А на площади солнце светит сквозь туман… Слепну. Невнятные, сильно светлые очертания. Тонет моя жизнь. Трехцветный флаг мерещится вдруг черным.

Христос воскресе!

Я родился в семье священника, был воспитан крайне религиозно. Родился в позднем совке, при этом в семье священника, прикинь!

Тесно от народа. Все необычно. «Вон папа!» — поставила меня мать на деревянную табуретку. В широком красном облачении отец расхаживает, кадя в разные стороны. Я огоньком свечи вожу по его фигурке.

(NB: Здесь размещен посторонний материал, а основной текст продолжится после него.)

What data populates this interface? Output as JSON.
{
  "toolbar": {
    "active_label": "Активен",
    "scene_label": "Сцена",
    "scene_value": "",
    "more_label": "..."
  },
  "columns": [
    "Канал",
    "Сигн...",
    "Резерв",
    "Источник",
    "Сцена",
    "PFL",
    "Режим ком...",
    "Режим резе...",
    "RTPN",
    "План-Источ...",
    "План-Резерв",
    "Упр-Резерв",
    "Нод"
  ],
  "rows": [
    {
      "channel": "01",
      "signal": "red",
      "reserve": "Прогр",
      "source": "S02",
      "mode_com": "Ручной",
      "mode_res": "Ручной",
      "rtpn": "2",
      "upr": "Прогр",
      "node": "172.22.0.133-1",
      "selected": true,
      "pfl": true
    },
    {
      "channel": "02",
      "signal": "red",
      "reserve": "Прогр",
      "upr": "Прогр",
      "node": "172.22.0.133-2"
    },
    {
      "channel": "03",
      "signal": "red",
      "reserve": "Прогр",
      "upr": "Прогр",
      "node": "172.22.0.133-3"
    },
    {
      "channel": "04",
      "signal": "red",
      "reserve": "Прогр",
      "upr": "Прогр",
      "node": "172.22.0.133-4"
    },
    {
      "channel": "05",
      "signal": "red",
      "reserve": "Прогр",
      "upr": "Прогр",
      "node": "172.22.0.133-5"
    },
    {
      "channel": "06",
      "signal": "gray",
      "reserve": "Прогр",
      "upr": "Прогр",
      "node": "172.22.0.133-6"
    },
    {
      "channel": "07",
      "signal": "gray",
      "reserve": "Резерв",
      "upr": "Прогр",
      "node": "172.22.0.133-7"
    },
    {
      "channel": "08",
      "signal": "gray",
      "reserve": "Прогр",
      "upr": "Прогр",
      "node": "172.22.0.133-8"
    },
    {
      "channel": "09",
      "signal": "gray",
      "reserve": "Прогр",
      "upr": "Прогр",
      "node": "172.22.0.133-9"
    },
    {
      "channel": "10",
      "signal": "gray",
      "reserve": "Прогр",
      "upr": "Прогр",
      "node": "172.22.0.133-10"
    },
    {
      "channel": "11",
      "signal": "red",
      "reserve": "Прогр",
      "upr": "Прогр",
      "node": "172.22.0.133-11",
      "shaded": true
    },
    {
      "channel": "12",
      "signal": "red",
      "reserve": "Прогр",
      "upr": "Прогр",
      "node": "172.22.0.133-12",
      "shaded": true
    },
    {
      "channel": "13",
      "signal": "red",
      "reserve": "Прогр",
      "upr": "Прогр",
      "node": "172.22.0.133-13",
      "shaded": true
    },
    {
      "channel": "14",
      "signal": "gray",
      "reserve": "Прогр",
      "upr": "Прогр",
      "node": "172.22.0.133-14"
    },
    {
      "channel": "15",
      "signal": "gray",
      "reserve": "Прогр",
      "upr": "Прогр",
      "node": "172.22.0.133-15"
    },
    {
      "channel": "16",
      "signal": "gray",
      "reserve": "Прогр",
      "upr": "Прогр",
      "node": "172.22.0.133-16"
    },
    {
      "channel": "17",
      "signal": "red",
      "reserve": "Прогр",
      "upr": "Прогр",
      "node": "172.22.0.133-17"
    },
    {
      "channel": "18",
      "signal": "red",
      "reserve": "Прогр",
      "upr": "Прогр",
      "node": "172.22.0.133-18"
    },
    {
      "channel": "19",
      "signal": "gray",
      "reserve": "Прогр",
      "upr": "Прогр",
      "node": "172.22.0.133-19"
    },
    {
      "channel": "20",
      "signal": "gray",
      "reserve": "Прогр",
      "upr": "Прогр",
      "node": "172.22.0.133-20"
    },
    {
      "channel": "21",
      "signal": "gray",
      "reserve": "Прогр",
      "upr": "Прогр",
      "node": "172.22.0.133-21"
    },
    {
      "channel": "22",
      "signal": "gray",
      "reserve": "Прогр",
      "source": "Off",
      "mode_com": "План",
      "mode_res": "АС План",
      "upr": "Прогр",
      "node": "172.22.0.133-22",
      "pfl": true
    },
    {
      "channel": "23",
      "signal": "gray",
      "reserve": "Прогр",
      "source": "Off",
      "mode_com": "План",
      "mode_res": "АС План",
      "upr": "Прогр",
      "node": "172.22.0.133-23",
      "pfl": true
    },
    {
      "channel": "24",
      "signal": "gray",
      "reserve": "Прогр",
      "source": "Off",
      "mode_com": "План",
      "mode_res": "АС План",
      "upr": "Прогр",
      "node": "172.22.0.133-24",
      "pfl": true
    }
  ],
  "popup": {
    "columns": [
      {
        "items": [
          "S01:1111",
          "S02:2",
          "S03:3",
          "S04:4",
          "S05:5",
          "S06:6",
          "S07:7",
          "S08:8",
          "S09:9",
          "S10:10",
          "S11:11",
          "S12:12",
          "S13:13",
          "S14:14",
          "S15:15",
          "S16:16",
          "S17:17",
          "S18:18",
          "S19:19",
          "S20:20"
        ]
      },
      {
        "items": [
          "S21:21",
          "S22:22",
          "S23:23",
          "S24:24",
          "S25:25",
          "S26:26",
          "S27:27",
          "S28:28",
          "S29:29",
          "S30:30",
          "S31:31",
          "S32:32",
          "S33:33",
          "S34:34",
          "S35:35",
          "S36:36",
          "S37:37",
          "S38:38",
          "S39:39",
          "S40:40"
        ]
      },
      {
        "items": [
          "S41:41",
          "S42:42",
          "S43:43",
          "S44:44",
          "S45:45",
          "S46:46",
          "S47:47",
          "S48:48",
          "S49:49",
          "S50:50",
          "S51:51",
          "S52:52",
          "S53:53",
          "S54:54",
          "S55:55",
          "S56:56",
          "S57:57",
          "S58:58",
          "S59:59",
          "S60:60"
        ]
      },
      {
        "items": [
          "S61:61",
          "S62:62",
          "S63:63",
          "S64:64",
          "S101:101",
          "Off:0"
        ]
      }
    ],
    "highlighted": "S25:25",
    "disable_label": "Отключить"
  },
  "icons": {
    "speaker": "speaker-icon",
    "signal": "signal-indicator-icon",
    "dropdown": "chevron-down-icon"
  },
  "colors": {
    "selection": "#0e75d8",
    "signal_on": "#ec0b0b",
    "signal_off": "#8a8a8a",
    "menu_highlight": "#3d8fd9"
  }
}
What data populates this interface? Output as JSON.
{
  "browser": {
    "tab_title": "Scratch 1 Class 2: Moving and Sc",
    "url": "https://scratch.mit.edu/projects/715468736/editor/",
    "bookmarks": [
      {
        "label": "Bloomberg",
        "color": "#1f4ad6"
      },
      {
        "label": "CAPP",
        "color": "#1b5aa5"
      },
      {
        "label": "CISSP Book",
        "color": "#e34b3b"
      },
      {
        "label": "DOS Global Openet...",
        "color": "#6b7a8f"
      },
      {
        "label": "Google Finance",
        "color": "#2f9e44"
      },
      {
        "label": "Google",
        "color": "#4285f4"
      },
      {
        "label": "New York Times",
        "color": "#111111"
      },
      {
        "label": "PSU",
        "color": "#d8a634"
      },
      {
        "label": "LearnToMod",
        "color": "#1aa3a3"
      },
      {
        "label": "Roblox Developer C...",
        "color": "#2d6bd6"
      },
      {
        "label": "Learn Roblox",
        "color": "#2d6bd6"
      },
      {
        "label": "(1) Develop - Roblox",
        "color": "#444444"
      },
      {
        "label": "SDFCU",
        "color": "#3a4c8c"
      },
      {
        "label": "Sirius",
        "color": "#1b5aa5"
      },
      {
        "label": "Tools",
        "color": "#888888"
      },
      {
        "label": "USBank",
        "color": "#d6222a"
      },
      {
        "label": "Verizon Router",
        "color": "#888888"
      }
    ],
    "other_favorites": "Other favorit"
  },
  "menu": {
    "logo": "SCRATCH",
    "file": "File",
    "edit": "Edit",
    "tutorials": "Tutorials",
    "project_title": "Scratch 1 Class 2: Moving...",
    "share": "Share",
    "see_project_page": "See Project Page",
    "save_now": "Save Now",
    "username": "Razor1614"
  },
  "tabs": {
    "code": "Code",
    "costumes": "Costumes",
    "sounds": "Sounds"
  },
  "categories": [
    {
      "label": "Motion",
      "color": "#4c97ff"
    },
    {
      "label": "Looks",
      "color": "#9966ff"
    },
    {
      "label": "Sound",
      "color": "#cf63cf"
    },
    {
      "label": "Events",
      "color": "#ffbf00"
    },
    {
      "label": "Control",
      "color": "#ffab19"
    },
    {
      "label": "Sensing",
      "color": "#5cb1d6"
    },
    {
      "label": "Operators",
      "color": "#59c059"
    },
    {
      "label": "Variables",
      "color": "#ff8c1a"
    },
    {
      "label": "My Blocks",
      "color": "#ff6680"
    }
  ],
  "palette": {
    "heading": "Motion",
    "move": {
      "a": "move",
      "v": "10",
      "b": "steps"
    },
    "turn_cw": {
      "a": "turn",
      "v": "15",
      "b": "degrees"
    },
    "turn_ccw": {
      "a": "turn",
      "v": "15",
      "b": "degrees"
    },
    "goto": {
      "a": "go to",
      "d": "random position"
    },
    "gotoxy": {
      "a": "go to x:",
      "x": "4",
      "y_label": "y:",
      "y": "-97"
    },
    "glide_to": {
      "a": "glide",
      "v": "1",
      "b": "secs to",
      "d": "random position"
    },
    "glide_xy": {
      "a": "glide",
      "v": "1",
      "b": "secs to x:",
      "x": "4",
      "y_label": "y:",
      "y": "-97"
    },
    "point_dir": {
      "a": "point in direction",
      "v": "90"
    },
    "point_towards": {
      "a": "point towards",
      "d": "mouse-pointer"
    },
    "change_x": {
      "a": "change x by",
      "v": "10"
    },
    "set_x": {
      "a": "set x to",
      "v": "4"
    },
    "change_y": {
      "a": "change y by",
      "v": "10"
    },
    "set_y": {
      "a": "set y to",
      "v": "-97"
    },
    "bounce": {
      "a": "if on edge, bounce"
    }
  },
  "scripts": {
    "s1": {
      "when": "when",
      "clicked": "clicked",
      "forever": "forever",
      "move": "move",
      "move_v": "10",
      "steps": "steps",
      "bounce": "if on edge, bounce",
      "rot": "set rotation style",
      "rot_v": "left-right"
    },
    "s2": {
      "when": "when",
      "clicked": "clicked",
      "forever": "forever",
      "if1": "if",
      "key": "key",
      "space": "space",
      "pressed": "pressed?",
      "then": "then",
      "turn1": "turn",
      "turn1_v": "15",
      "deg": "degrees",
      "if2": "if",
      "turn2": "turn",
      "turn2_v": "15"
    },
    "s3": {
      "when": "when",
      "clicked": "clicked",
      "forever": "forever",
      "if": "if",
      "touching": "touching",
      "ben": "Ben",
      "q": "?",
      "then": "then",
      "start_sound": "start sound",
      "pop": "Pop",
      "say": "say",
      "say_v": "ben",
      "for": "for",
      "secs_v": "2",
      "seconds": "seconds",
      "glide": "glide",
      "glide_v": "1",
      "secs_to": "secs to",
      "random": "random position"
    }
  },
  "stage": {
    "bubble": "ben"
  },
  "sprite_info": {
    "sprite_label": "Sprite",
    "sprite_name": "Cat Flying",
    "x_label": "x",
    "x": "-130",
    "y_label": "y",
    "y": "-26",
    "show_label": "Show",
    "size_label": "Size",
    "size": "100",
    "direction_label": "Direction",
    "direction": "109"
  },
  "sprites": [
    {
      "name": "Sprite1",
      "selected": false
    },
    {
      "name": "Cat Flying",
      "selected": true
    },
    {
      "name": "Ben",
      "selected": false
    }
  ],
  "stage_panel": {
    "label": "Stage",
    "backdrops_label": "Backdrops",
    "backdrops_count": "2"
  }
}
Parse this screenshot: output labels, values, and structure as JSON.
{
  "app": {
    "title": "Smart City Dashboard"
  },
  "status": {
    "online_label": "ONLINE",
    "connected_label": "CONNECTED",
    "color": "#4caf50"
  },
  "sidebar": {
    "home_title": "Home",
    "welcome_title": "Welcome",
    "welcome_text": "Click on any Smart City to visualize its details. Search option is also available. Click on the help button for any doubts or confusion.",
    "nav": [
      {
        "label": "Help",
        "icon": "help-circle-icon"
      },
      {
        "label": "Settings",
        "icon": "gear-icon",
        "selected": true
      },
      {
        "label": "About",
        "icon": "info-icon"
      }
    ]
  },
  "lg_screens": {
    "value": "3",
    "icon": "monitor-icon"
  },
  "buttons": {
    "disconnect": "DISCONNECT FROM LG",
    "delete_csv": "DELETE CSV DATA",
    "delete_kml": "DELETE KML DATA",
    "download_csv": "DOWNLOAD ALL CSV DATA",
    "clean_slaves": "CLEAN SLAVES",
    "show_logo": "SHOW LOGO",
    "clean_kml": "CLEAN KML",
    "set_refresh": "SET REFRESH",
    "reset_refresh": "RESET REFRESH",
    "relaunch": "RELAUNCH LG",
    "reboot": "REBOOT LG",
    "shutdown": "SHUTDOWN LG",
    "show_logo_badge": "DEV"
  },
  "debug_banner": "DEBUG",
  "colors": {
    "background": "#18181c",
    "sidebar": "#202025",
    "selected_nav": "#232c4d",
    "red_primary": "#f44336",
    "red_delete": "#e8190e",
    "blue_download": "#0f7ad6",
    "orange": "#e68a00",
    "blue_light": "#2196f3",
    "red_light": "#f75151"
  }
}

Он убыстряется, резко и яростно, и я, увлеченный, преследую его. Я восторженно взбешен, туман застит глаза, теплый воздух облепил лицо. Моя свеча мотается и гаснет, рассыпавшись дымком. Снизу меня дергает старуха: «А ну не балуй! Ты где находишься!» Напуганный ее шепотом, я замираю на табурете. Мать ничего не говорит, она смотрит вперед.

С началом весны у тети начиналась аллергия на цветочную пыльцу. Она напяливала синие очки, нервная, непрестанно сморкаясь.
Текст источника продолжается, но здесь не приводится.